As the Court noted in its previous Memorandum Opinion, it does not have core jurisdiction over all of the Counts of the instant complaint. Fetla's Trading Post, 2006 WL 538802 at *1 n. 1. Specifically, the Court stated that it has non-core related jurisdiction over Counts V through VIII. Id. Therefore, the Court can only enter proposed findings of fact and conclusions of law with respect to those counts of the complaint. Consequently, if the Court does not have core jurisdiction over Counts V through VIII, it will not enter a default judgment in favor of the Plaintiffs. However, because of the Defendants' evasive, incomplete, and untimely responses, the Court hereby strikes all of the pleadings filed by the Defendants in this matter. As a consequence, the Defendants are in default with respect to Counts V through VIII of the complaint.

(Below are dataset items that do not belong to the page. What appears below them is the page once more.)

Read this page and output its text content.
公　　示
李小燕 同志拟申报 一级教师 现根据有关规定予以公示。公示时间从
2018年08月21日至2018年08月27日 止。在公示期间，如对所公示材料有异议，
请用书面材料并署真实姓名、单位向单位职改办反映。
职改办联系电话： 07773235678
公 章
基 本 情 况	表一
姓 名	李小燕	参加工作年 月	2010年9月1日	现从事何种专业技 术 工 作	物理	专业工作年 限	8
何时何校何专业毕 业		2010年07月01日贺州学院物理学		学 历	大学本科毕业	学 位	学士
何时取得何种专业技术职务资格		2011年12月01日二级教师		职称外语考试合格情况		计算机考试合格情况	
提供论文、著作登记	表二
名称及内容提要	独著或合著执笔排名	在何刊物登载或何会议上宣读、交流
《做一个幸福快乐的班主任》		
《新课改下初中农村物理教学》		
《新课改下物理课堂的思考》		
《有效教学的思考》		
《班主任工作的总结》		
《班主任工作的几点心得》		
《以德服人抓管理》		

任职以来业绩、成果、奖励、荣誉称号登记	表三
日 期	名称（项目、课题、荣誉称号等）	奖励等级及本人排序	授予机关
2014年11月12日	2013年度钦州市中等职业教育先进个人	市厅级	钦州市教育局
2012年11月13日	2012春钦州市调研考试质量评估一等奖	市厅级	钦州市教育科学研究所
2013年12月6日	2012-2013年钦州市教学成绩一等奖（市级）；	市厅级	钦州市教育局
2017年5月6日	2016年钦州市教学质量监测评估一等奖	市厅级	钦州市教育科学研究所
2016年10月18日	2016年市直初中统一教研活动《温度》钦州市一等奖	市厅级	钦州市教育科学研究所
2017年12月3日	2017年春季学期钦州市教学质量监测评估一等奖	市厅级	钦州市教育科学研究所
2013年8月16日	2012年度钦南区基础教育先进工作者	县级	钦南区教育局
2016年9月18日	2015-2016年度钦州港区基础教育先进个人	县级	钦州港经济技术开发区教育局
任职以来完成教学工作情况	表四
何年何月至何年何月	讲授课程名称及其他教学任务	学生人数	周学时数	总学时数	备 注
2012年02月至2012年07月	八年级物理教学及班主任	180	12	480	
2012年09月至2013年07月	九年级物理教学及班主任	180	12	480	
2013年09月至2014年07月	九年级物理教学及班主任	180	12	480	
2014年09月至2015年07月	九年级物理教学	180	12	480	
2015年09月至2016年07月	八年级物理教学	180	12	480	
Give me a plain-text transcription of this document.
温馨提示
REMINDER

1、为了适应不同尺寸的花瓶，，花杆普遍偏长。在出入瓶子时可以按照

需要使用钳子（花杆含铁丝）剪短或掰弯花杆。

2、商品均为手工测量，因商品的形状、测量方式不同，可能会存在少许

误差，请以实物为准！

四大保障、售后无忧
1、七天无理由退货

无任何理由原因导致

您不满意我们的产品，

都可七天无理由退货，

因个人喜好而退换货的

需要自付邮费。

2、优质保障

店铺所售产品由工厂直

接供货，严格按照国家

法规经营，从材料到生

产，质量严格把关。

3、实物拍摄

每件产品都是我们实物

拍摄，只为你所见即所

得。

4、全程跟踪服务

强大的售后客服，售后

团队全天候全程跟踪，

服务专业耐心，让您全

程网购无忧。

The Plaintiffs also seek an award of their attorney's fees under Rule 37(d). The Court declines to exercise its discretion and award those fees. The Plaintiffs failed to provide the Court with an accounting of the attorney's time spent or the total amount that they seek. At a bare minimum, the party requesting an award of its attorney's fees must furnish the Court a dollar figure along with an itemization of the time expended and the services rendered for the requested fees before the Court can properly make such an award. Attorney's fees will not be allowed in a vacuum. As a result of the Plaintiffs' shortcomings, the Court refuses to award the Plaintiffs their attorney's fees under Rule 37(d).
IV. CONCLUSION
For the foregoing reasons, the Court grants the Plaintiffs' motion for partial summary judgment against Jansen under Count I of the complaint. In addition, the Court grants default judgment against the Defendants under Counts II, III, and IV of the complaint. The Court declines to grant default judgment under Counts V through VIII which are non-core related causes of action. Instead, the Court strikes all of the pleadings filed by the Defendants in this matter and finds that the Defendants are in default under Counts V through VIII of the complaint. Further, the Court declines to award the Plaintiffs their attorney's fees. This matter has been previously set for trial, and the Court finds that the Final Pretrial Order remains in full force and effect for prove-up of the Plaintiffs' claimed damages and other relief prayed for in the complaint.
This Opinion constitutes the Court's findings of fact and conclusions of law in accordance with Federal Rule of Bankruptcy Procedure 7052. A separate order shall be entered pursuant to Federal Rule of Bankruptcy Procedure 9021.